The bedroom is where Michael stops to demonstrate the state-of-the-art smart-house electronics system that manages nearly every aspect of the dwelling from a single keypad. He can raise and lower skylight blinds, set the music in every room, turn TVs on and off, manage heating and air-conditioning, make security checks and even see how things are going at his South Carolina home.

But despite all that, it's the fantastic main-floor great room, with its combination living space/dining area/kitchen, that most visitors will especially enjoy. Irvin, who has served on numerous nonprofit boards and is noted for local social activism and philanthropy, wants the room to be used frequently by Dayton-area groups he supports for meeting space, or for fund-raising social events. An arts cooperative and several social-service organizations are already on the family's calendar of gatherings.

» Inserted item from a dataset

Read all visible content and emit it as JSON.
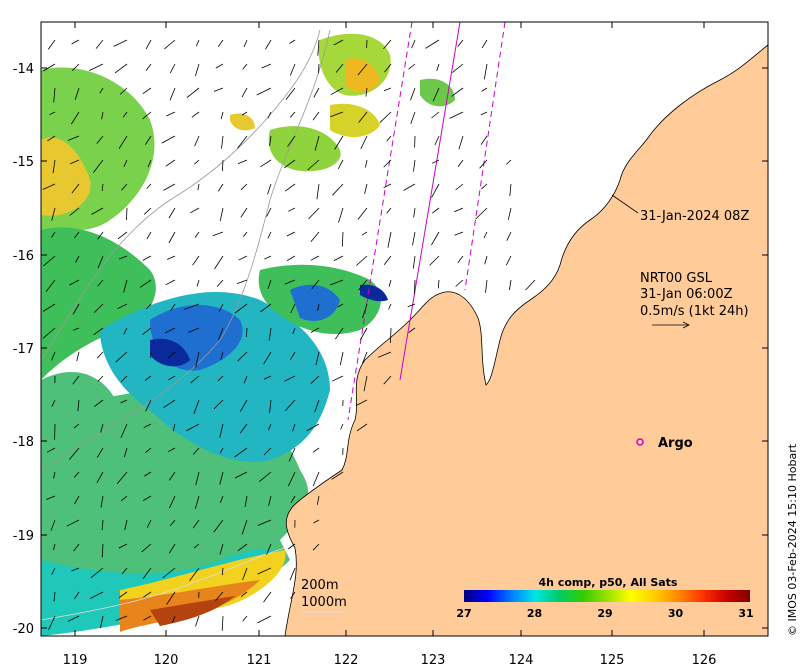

Irvin and Rogero expect that people will walk in and instantly start making happy comparisons between what they see now and what they remember from the Southern Belle: that the sleek black kitchen bar is located where the Belle's bar once stood, and that the long corridor that serves as a gallery-in-the-making for local artwork used to have booths and tables at which visitors might once have had a beer.

"You know," Rogero suggests, looking around the room, "what we should do is have a big Southern Belle revival day." Irvin seems to consider the idea for a second and then laughs. "I'm afraid of who'd show up," he says.